ジャック・ルーシェとプレイ・バッハ(その5)
ジャック・ルーシェの試み
約10年前にTELARCに移ったジャック・ルーシェは、バッハのジャズ演奏から多くのクラシック作曲家の名曲にアプローチするようになったが、それらは既に取り上げてきた。
「ヴィヴァルディ”四季”」、
「プレイ・サティ」、
「ラヴェル:ボレロ」
「ドビュッシー”月の光”」
そして、トリオとしては3代目のメンバーとともに、更にその世界は広がっていった。
Jacques Loussier : piano
Benoit Dunoyer De Segonzac : bass
Andre Arpino : drums
2001年
「バロック・ヒッツBaroque Favories」UCCT-1045
対象がバロックとなると・・・・ヘンデル、スカルラッティ、アルビノーニなどのバロックの名曲へとジャズ化を進めたのがこのアルバム。
私としては当時は興味半分で面白く受け止めてはいたが・・・。
2002年
こうした成り行きでは、ヘンデルへの”水上の音楽”まで至って行くのは、当然であったのかもしれない。
「ヘンデル:水上の音楽・王宮の花火の音楽」UCCT-1061
これがリリースされた時には、実はここまで来るとは思ってもいなかった。
しかしこうしたヘンデルジャズ化の軽快さというものは、一つには、ルーシェのプレイ・バッハと共通していた部分であったろうと言えるのだ。
2003年
遂に来たるところが来たかと思わせるベートーヴェンの登場となる。
「プレイズ・ベートーヴェンAllegretto from Symphony No.7 Theme and Variation」UCCT-1087
これは彼としても新しい試みであった。

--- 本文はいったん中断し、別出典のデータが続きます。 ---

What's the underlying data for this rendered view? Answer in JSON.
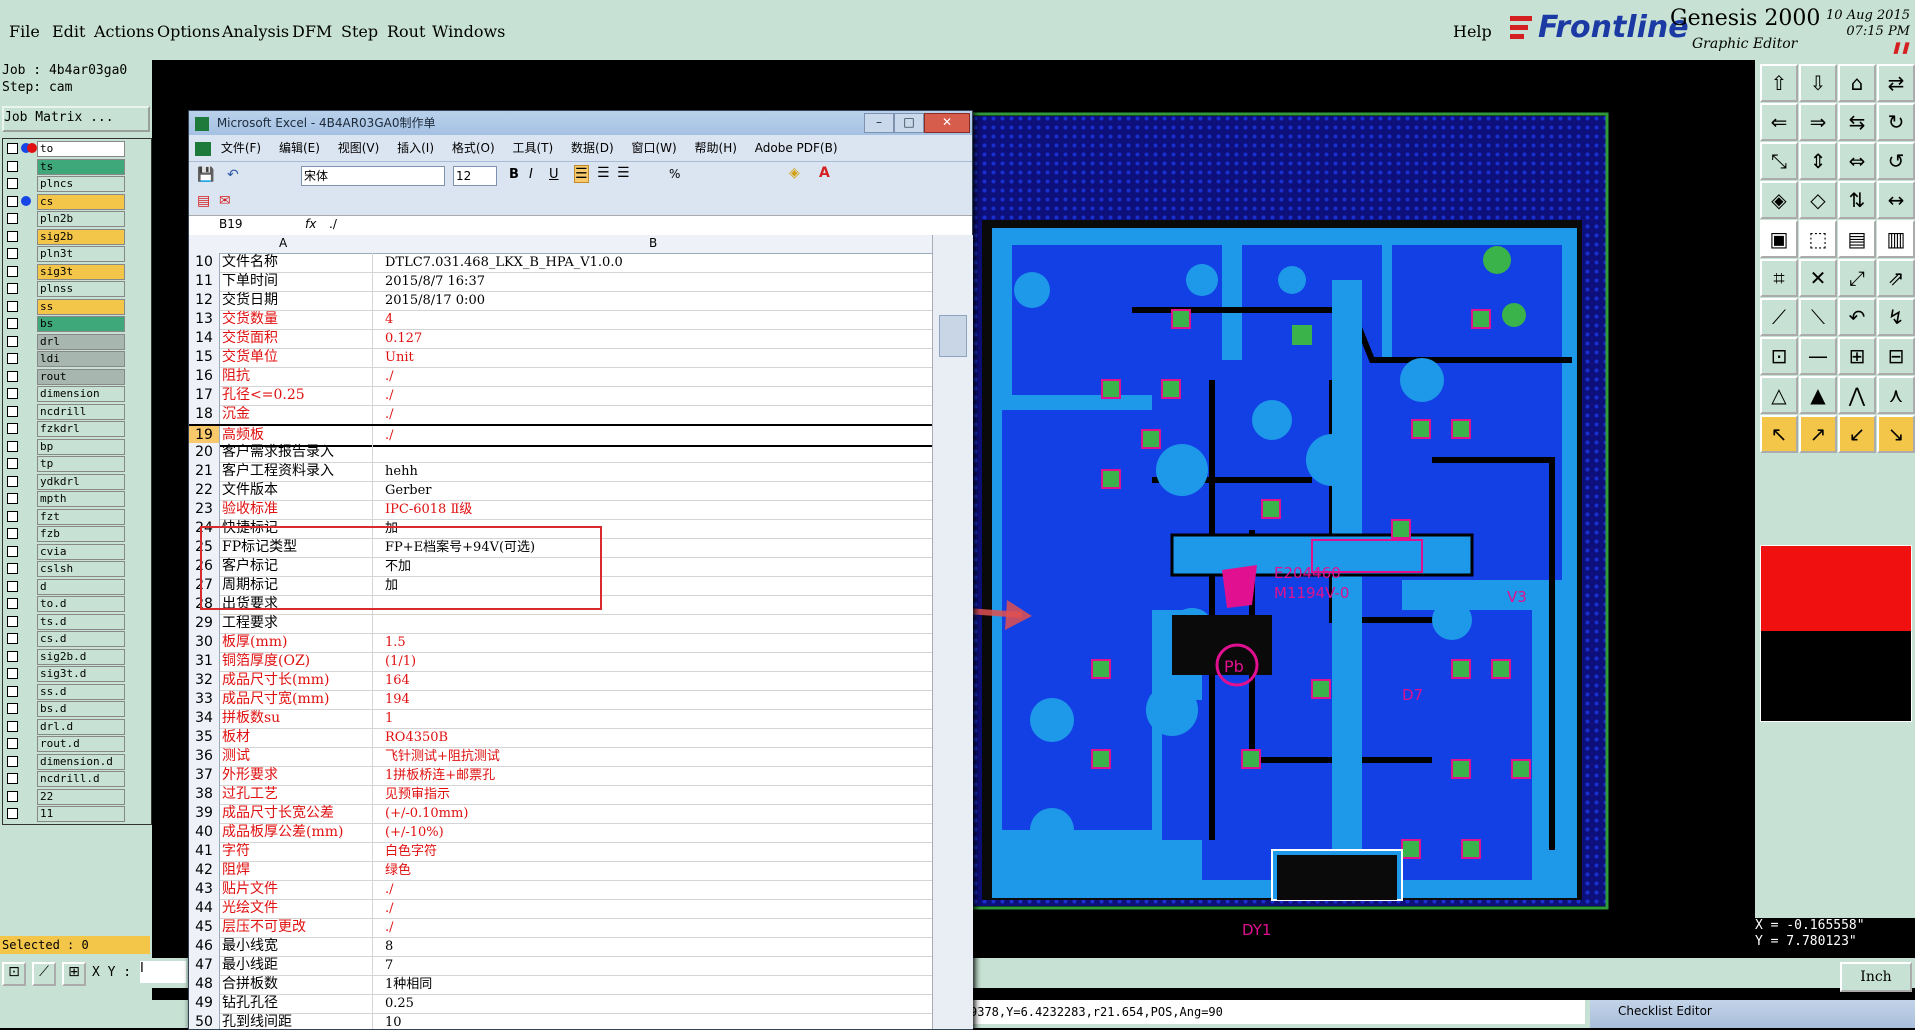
{
  "menubar": {
    "items": [
      "File",
      "Edit",
      "Actions",
      "Options",
      "Analysis",
      "DFM",
      "Step",
      "Rout",
      "Windows"
    ],
    "help": "Help",
    "brand": "Frontline",
    "product": "Genesis 2000",
    "subtitle": "Graphic Editor",
    "date": "10 Aug 2015",
    "time": "07:15 PM"
  },
  "left": {
    "job": "Job : 4b4ar03ga0",
    "step": "Step: cam",
    "job_matrix": "Job Matrix ...",
    "selected": "Selected : 0",
    "layers": [
      {
        "name": "to",
        "color": "#ffffff",
        "dot1": "#1846e6",
        "dot2": "#e01010"
      },
      {
        "name": "ts",
        "color": "#3fa87a"
      },
      {
        "name": "plncs",
        "color": "#c7e2d4"
      },
      {
        "name": "cs",
        "color": "#f3c64a",
        "dot1": "#1846e6"
      },
      {
        "name": "pln2b",
        "color": "#c7e2d4"
      },
      {
        "name": "sig2b",
        "color": "#f3c64a"
      },
      {
        "name": "pln3t",
        "color": "#c7e2d4"
      },
      {
        "name": "sig3t",
        "color": "#f3c64a"
      },
      {
        "name": "plnss",
        "color": "#c7e2d4"
      },
      {
        "name": "ss",
        "color": "#f3c64a"
      },
      {
        "name": "bs",
        "color": "#3fa87a"
      },
      {
        "name": "drl",
        "color": "#a8b6b0"
      },
      {
        "name": "ldi",
        "color": "#a8b6b0"
      },
      {
        "name": "rout",
        "color": "#a8b6b0"
      },
      {
        "name": "dimension",
        "color": "#c7e2d4"
      },
      {
        "name": "ncdrill",
        "color": "#c7e2d4"
      },
      {
        "name": "fzkdrl",
        "color": "#c7e2d4"
      },
      {
        "name": "bp",
        "color": "#c7e2d4"
      },
      {
        "name": "tp",
        "color": "#c7e2d4"
      },
      {
        "name": "ydkdrl",
        "color": "#c7e2d4"
      },
      {
        "name": "mpth",
        "color": "#c7e2d4"
      },
      {
        "name": "fzt",
        "color": "#c7e2d4"
      },
      {
        "name": "fzb",
        "color": "#c7e2d4"
      },
      {
        "name": "cvia",
        "color": "#c7e2d4"
      },
      {
        "name": "cslsh",
        "color": "#c7e2d4"
      },
      {
        "name": "d",
        "color": "#c7e2d4"
      },
      {
        "name": "to.d",
        "color": "#c7e2d4"
      },
      {
        "name": "ts.d",
        "color": "#c7e2d4"
      },
      {
        "name": "cs.d",
        "color": "#c7e2d4"
      },
      {
        "name": "sig2b.d",
        "color": "#c7e2d4"
      },
      {
        "name": "sig3t.d",
        "color": "#c7e2d4"
      },
      {
        "name": "ss.d",
        "color": "#c7e2d4"
      },
      {
        "name": "bs.d",
        "color": "#c7e2d4"
      },
      {
        "name": "drl.d",
        "color": "#c7e2d4"
      },
      {
        "name": "rout.d",
        "color": "#c7e2d4"
      },
      {
        "name": "dimension.d",
        "color": "#c7e2d4"
      },
      {
        "name": "ncdrill.d",
        "color": "#c7e2d4"
      },
      {
        "name": "22",
        "color": "#c7e2d4"
      },
      {
        "name": "11",
        "color": "#c7e2d4"
      }
    ]
  },
  "xy": {
    "label": "X Y :",
    "value": "I"
  },
  "coords": {
    "x": "X = -0.165558\"",
    "y": "Y = 7.780123\""
  },
  "units": "Inch",
  "cmdline": "9378,Y=6.4232283,r21.654,POS,Ang=90",
  "checklist_title": "Checklist Editor",
  "pcb": {
    "labels": [
      "E204460",
      "M1194V-0",
      "V3",
      "D7",
      "DY1"
    ]
  },
  "excel": {
    "title": "Microsoft Excel - 4B4AR03GA0制作单",
    "menus": [
      "文件(F)",
      "编辑(E)",
      "视图(V)",
      "插入(I)",
      "格式(O)",
      "工具(T)",
      "数据(D)",
      "窗口(W)",
      "帮助(H)",
      "Adobe PDF(B)"
    ],
    "font": "宋体",
    "size": "12",
    "cellref": "B19",
    "formula": "./",
    "col_a": "A",
    "col_b": "B",
    "rows": [
      {
        "n": "10",
        "a": "文件名称",
        "b": "DTLC7.031.468_LKX_B_HPA_V1.0.0",
        "red": false
      },
      {
        "n": "11",
        "a": "下单时间",
        "b": "2015/8/7 16:37",
        "red": false
      },
      {
        "n": "12",
        "a": "交货日期",
        "b": "2015/8/17 0:00",
        "red": false
      },
      {
        "n": "13",
        "a": "交货数量",
        "b": "4",
        "red": true
      },
      {
        "n": "14",
        "a": "交货面积",
        "b": "0.127",
        "red": true
      },
      {
        "n": "15",
        "a": "交货单位",
        "b": "Unit",
        "red": true
      },
      {
        "n": "16",
        "a": "阻抗",
        "b": "./",
        "red": true
      },
      {
        "n": "17",
        "a": "孔径<=0.25",
        "b": "./",
        "red": true
      },
      {
        "n": "18",
        "a": "沉金",
        "b": "./",
        "red": true
      },
      {
        "n": "19",
        "a": "高频板",
        "b": "./",
        "red": true
      },
      {
        "n": "20",
        "a": "客户需求报告录入",
        "b": "",
        "red": false
      },
      {
        "n": "21",
        "a": "客户工程资料录入",
        "b": "hehh",
        "red": false
      },
      {
        "n": "22",
        "a": "文件版本",
        "b": "Gerber",
        "red": false
      },
      {
        "n": "23",
        "a": "验收标准",
        "b": "IPC-6018 Ⅱ级",
        "red": true
      },
      {
        "n": "24",
        "a": "快捷标记",
        "b": "加",
        "red": false
      },
      {
        "n": "25",
        "a": "FP标记类型",
        "b": "FP+E档案号+94V(可选)",
        "red": false
      },
      {
        "n": "26",
        "a": "客户标记",
        "b": "不加",
        "red": false
      },
      {
        "n": "27",
        "a": "周期标记",
        "b": "加",
        "red": false
      },
      {
        "n": "28",
        "a": "出货要求",
        "b": "",
        "red": false
      },
      {
        "n": "29",
        "a": "工程要求",
        "b": "",
        "red": false
      },
      {
        "n": "30",
        "a": "板厚(mm)",
        "b": "1.5",
        "red": true
      },
      {
        "n": "31",
        "a": "铜箔厚度(OZ)",
        "b": "(1/1)",
        "red": true
      },
      {
        "n": "32",
        "a": "成品尺寸长(mm)",
        "b": "164",
        "red": true
      },
      {
        "n": "33",
        "a": "成品尺寸宽(mm)",
        "b": "194",
        "red": true
      },
      {
        "n": "34",
        "a": "拼板数su",
        "b": "1",
        "red": true
      },
      {
        "n": "35",
        "a": "板材",
        "b": "RO4350B",
        "red": true
      },
      {
        "n": "36",
        "a": "测试",
        "b": "飞针测试+阻抗测试",
        "red": true
      },
      {
        "n": "37",
        "a": "外形要求",
        "b": "1拼板桥连+邮票孔",
        "red": true
      },
      {
        "n": "38",
        "a": "过孔工艺",
        "b": "见预审指示",
        "red": true
      },
      {
        "n": "39",
        "a": "成品尺寸长宽公差",
        "b": "(+/-0.10mm)",
        "red": true
      },
      {
        "n": "40",
        "a": "成品板厚公差(mm)",
        "b": "(+/-10%)",
        "red": true
      },
      {
        "n": "41",
        "a": "字符",
        "b": "白色字符",
        "red": true
      },
      {
        "n": "42",
        "a": "阻焊",
        "b": "绿色",
        "red": true
      },
      {
        "n": "43",
        "a": "贴片文件",
        "b": "./",
        "red": true
      },
      {
        "n": "44",
        "a": "光绘文件",
        "b": "./",
        "red": true
      },
      {
        "n": "45",
        "a": "层压不可更改",
        "b": "./",
        "red": true
      },
      {
        "n": "46",
        "a": "最小线宽",
        "b": "8",
        "red": false
      },
      {
        "n": "47",
        "a": "最小线距",
        "b": "7",
        "red": false
      },
      {
        "n": "48",
        "a": "合拼板数",
        "b": "1种相同",
        "red": false
      },
      {
        "n": "49",
        "a": "钻孔孔径",
        "b": "0.25",
        "red": false
      },
      {
        "n": "50",
        "a": "孔到线间距",
        "b": "10",
        "red": false
      }
    ]
  }
}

交響曲第7番のアレグレットの主題を10通りの変奏をトリオで演奏することを試みたのである。
2004年
ジャック・ルーシェは今度はソロで、ショパンのノクターンの制覇をする。
「J.LOUSSIER Impressions on Chopin's Nocturnes」UCCT-1107
これぞルーシェの真骨頂か?>1番から21番全曲のルーシェ・ジャズ・ピアノを聴かせる。バッハ以外のルーシェの代表作だ。
2005年
「ジャック・ルーシェ・トリオ/モーツァルト ピアノ協奏曲第20番、第23番」UCCT-1146
ここまで来ると、いよいよ行き着くところに来たかという印象だった。これはストリングス・オーケストラとの共演で仕上げたものである。
私にとっては、ちょっとモーツァルトとの印象の違いから、あまり素直に受け入れられないアルバムではあったが・・・
こうして、ジャック・ルーシェの挑戦は、良きにつけ悪しきにつけ楽しませてくれたことは事実である。しかし、彼の築いたバッハ演奏とは、やはり異なった世界であることも私は強調したい。これらの中ではショパンのソロは、それなりに出来上がっているが、それはトリオでなくソロとしての作品であったことが良かったのかも知れない。